I nuovi criteri di selezione del colosso francese Kering
Kering, il gruppo francese del lusso, colosso da 13,6 miliardi di fatturato nel 2018 e di oltre 63 di capitalizzazione in Borsa, e che nel portafoglio moda vanta marchi come Gucci, Saint Laurent, Bottega Veneta, Balenciaga e Alexander McQueen, imprime una svolta non da poco a tutto il pianeta del fashion scegliendo solo indossatrici e indossatori maggiorenni e annunciando che a partire dal 2020 (quindi dalle sfilate autunno-inverno 2020/2021) farà in modo di non utilizzare più ragazzi e ragazze al di sotto dei 18 anni in passerella e negli shooting fotografici.

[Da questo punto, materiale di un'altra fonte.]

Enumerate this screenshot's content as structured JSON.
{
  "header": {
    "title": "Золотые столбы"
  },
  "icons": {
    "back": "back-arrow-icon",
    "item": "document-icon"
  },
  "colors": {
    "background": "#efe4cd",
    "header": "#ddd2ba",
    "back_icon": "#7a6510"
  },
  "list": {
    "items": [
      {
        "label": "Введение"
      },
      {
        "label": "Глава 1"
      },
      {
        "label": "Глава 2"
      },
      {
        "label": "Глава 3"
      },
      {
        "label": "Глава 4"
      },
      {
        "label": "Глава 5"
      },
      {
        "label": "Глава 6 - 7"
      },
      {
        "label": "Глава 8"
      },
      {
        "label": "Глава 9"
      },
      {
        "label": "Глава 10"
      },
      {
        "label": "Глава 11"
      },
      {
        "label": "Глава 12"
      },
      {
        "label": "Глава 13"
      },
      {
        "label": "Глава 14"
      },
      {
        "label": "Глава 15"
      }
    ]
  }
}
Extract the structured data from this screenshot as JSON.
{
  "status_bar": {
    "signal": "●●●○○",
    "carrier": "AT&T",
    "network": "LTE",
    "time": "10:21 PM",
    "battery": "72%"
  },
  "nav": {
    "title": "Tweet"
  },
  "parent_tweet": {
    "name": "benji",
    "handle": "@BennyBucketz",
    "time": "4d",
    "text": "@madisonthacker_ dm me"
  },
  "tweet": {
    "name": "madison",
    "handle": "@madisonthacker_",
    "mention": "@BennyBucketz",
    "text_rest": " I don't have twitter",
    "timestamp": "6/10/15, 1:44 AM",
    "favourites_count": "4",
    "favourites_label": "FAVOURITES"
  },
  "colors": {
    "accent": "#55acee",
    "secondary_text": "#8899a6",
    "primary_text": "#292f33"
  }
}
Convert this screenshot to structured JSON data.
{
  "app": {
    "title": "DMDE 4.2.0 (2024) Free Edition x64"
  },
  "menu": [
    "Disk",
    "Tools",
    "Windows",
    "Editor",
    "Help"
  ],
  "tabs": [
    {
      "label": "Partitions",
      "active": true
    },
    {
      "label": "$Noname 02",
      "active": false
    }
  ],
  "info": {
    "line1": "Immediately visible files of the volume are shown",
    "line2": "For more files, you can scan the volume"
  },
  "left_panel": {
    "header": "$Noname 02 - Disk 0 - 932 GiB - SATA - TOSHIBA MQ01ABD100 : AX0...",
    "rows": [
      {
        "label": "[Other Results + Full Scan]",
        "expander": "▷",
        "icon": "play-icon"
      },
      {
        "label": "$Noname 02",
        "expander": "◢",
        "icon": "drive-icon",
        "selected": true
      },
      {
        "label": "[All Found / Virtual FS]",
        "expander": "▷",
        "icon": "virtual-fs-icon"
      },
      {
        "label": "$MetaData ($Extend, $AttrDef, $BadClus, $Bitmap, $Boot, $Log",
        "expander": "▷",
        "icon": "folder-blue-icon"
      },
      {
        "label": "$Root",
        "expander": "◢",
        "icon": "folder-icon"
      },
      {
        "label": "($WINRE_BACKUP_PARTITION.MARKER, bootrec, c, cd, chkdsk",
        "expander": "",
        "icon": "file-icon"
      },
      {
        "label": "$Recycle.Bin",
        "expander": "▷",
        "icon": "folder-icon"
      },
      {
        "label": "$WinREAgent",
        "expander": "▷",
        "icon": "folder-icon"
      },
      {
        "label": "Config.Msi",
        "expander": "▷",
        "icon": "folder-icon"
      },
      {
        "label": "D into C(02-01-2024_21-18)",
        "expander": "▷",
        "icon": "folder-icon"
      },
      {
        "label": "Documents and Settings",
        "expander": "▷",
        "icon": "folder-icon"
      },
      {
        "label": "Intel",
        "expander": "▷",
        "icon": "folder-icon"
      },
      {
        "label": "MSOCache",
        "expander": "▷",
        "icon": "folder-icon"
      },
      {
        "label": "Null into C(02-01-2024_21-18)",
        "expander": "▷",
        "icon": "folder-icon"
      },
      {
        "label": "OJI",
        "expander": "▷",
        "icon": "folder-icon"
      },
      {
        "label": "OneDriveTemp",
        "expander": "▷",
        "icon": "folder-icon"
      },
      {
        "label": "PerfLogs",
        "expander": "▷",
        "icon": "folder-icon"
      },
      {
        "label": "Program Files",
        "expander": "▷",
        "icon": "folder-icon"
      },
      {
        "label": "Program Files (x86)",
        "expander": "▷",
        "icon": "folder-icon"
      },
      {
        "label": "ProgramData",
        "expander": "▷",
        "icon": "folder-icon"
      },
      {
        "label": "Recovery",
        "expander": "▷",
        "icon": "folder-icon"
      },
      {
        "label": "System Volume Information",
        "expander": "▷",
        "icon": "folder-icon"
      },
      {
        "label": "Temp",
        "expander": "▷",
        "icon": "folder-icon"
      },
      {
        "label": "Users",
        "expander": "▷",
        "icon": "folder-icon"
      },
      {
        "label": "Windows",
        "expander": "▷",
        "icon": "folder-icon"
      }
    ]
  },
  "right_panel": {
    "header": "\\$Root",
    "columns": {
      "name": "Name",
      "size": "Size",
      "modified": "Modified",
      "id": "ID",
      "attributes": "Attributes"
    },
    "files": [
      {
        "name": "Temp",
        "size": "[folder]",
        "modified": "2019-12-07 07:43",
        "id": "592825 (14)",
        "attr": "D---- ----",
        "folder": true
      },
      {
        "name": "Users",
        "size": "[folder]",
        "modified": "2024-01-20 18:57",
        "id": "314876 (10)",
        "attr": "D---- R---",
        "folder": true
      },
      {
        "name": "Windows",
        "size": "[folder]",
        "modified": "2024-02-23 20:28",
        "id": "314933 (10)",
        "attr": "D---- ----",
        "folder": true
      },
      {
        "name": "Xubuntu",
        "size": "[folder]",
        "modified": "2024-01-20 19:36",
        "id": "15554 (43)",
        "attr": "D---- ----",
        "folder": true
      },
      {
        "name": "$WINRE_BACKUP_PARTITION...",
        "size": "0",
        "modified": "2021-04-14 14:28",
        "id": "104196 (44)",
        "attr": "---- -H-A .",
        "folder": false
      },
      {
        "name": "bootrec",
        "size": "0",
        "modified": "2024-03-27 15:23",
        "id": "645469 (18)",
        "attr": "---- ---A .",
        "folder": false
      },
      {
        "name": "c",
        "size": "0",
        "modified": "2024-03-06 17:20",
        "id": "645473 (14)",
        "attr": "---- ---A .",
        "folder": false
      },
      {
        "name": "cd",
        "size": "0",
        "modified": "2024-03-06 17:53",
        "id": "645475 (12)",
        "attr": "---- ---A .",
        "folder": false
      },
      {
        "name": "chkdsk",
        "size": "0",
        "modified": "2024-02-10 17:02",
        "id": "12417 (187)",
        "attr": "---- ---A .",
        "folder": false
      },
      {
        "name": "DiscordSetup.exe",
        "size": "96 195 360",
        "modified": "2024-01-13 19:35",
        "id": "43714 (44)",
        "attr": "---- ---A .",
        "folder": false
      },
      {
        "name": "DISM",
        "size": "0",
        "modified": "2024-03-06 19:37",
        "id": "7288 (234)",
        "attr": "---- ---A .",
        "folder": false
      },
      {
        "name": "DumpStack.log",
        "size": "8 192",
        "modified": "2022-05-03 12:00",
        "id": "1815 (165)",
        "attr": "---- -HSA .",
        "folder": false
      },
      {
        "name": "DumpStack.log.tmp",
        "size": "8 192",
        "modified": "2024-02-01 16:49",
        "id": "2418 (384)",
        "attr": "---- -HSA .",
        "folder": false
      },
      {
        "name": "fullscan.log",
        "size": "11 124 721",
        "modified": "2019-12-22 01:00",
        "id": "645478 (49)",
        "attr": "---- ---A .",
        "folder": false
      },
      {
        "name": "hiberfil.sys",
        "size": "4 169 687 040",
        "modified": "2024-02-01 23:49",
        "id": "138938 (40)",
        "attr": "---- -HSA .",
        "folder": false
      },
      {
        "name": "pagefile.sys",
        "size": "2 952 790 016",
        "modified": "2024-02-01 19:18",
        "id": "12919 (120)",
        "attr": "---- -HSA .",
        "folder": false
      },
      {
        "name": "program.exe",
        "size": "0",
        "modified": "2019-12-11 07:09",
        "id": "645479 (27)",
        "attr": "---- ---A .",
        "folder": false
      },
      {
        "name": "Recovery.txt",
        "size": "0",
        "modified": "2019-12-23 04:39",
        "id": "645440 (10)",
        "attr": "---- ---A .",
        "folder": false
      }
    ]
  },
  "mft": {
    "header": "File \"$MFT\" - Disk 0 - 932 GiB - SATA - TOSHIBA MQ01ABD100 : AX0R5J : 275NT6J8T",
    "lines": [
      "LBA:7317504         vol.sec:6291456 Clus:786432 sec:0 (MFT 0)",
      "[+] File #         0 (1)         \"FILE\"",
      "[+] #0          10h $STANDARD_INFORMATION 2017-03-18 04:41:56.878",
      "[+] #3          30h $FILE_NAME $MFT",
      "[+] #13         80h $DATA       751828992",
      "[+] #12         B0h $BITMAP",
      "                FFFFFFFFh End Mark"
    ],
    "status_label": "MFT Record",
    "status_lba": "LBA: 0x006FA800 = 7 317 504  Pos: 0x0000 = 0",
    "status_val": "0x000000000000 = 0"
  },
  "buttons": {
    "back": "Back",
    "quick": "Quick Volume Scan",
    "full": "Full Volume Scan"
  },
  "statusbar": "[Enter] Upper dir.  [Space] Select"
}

«La carta sui rapporti di lavoro e benessere dei modelli elaborati da Kering e Lvmh nel 2017 ha già portato a progressi nel settore del lusso, in particolare introducendo un'età minima di 16 anni per i modelli. Questo nuovo passo segna ulteriori progressi nel continuo impegno di Kering verso le donne», spiega il gruppo. «Come gruppo di lusso globale, siamo consapevoli dell'influenza esercitata sulle giovani generazioni, in particolare dalle immagini prodotte dalle nostre case. Crediamo di avere la responsabilità di proporre le migliori pratiche possibili nel settore del lusso e speriamo di creare un movimento che incoraggi gli altri a seguire l'esempio», ha spiegato François-Henri Pinault, presidente e ad di Kering.
Marie-Claire Daveu, che guida la sostenibilità del gruppo, ha sottolineato che nella visione di Kering «la maturità fisiologica e psicologica dei modelli di età superiore a 18 anni sembra più appropriata al ritmo e alle richieste che sono coinvolte in questa professione. Siamo anche consapevoli del modello che le immagini prodotte dalle nostre maison possono rappresentare per certi gruppi di persone».
Due anni fa Pinault e Bernard Arnault, patron di Lvmh, avevano redatto insieme la Carta dedicata ai rapporti lavorativi e al benessere di modelle e modelli, che introduceva l'età minima di 16 anni per salire in pedana e altri criteri di selezione, tra cui il possesso da parte dei giovanissimi lavoratori di un certificato medico di buona salute, rilasciato da non più di sei mesi, l'eliminazione della taglia 32 per le donne e della 34 per gli uomini nei casting, la possibilità di usufruire di uno spazio riservato per cambiarsi e l'accesso a piani nutrizionali adatti alle loro necessità alimentari.